It was, he declared, a lonely sensation, that of finding yourself alone in a strange city. He felt inclined to cry during the solitary hours of the night, as he used to do when a college boy returned from vacation.... "I suppose," he adds, "you are beginning to think I am writing quite often. I suppose I am, and you know the reason why; and perhaps you are thinking to yourself, 'He feels lonely, and is accordingly affectionate, but by and by he will forget.' Well, I suppose you are right." By and by, when he was less lonely, he said, he would write perhaps only by weeks, or perhaps by months, or perhaps, again, only by years—until the times and places of old friendships were forgotten and old faces had become dim as dreams.
At last the New Orleans steamer, the Thompson Dean, arrived, and Hearn floated off on board into the current of the mighty river, and also, inspired by the enchantment of his surroundings, into the flood-tide of his genius. A letter contributed to the Commercial, describing the "Fair Paradise of the South," the great sugar country, in which he now found himself, shows how he was gaining in the manipulation of his material, also gaining in the power of appreciating the splendour of the vision, the inmost ultimate secret Nature ever reveals to those who can comprehend and decipher it.
As the little half-blind genius sat on the cotton bales on the deck of the Thompson Dean those autumn days, peering forth one moment, the next with nose close to the paper, his pen scratching rapidly, describing the marvellous pictures, setting down the impressions that slipped by on either hand, all the joy of an imprisoned tumultuous soul set free, mentally and morally free, must have come to him. It breathes in every line, in every paragraph of his work. And not only was this passionate joy his, but also the exhilarating assurance of knowing that by self-denial, industry and the determination to succeed he had achieved and perfected the power to describe and expound the marvellous pageant to others.
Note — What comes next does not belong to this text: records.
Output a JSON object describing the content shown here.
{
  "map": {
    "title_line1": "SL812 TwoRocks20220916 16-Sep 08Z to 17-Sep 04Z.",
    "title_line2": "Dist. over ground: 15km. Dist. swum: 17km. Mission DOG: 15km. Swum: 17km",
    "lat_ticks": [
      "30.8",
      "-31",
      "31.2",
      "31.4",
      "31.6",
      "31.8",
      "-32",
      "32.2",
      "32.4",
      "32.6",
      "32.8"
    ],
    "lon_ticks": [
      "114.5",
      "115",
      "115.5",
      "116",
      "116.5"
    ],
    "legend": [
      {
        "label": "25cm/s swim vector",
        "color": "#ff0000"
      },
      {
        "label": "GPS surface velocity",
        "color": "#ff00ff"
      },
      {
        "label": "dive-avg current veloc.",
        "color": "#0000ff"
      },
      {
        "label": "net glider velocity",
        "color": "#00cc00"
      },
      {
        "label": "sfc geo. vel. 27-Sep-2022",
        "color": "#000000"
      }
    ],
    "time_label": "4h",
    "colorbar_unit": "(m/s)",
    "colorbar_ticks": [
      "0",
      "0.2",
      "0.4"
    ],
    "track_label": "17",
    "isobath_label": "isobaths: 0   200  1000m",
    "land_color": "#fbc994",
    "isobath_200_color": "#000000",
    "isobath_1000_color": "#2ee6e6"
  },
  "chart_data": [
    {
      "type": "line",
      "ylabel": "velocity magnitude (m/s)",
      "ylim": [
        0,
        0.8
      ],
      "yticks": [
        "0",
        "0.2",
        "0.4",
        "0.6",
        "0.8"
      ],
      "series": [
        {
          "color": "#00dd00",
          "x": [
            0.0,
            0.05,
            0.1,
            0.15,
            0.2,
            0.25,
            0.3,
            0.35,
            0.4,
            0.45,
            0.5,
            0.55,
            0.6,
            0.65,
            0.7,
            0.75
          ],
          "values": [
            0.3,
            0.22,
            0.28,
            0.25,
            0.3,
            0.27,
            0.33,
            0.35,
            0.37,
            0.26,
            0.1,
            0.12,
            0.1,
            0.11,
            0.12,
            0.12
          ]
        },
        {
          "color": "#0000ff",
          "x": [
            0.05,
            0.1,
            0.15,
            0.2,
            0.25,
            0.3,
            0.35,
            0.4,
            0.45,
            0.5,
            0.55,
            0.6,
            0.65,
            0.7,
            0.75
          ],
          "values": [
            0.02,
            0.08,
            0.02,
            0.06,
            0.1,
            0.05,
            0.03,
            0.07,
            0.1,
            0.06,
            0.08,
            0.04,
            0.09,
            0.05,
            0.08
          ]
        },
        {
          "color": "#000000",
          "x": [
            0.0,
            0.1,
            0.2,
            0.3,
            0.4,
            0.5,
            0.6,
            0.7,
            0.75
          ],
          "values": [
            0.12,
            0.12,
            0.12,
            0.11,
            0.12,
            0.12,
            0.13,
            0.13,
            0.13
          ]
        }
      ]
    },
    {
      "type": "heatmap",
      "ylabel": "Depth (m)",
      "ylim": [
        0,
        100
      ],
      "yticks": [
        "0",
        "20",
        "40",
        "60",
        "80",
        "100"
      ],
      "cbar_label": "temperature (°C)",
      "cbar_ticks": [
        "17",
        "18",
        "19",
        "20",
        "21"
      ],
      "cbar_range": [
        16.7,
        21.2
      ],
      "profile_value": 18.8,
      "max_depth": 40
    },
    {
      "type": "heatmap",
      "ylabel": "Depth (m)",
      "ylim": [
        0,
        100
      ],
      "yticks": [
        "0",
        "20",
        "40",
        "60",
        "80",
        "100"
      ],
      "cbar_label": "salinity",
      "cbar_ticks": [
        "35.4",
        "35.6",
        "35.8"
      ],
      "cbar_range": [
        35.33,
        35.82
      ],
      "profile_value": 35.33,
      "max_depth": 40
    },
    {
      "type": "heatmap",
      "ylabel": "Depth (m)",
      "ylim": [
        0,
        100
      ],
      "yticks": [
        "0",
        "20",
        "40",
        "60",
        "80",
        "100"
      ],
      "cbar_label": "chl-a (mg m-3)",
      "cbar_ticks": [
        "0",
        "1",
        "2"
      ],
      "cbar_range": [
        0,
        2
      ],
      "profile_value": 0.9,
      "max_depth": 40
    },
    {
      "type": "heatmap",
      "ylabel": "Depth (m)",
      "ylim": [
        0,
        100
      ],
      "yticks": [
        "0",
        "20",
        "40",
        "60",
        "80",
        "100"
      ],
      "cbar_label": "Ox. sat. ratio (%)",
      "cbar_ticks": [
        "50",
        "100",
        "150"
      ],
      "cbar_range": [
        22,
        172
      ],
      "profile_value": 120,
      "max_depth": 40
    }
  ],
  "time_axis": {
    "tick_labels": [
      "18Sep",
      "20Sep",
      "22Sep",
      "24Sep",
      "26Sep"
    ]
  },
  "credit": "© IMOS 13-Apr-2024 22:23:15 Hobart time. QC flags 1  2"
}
From the horizon widening in front of him, through the "Great South Gate," from "The Gulf" and the Tropics, from Martinique and Florida came the health-giving breeze, carrying on its wings courage, regeneration, and the promise of future recognition and fame.
Many were his backslidings, even to the extent of meditating suicide during the first years of his sojourn in New Orleans, but never did he fall so morally low as at Cincinnati. That life of sordidness and ignominy was left behind, the unclean spirit exorcised and cast forth! He had made his body a house of shame, but that very shame had set throbbing subtle, infinite vibrations, a spiritual resonance and response to higher endeavour and hope. He knew himself to be a man again, sane, clear-brained, his deep appreciation of beauty able to rise on the heights of the music of utterance as he poured forth the delight of his soul.
Surely some light from the Louisiana sun must have flashed from the page athwart the gloom of the dusty office of the Commercial; some magic, bewitching the senses of the practical, hard-headed editor, inducing him to offer the piece of poetic prose contributed by his "Ozias Midwinter" correspondent, describing a Louisiana sunrise, to the ordinary reading public of a Cincinnati daily newspaper.
CHAPTER IX
NEW ORLEANS
"The infinite gulf of blue above seems a shoreless sea, whose foam is stars, a myriad million lights are throbbing and flickering and palpitating, a vast stillness filled with perfume prevails over the land,—made only more impressive by the voices of the night-birds and crickets; and all the busy voices of business are dead. The boats are laid up, cotton presses closed, and the city is half empty. So that the time is really inspiring. But I must wait to record the inspiration in some more energetic climate."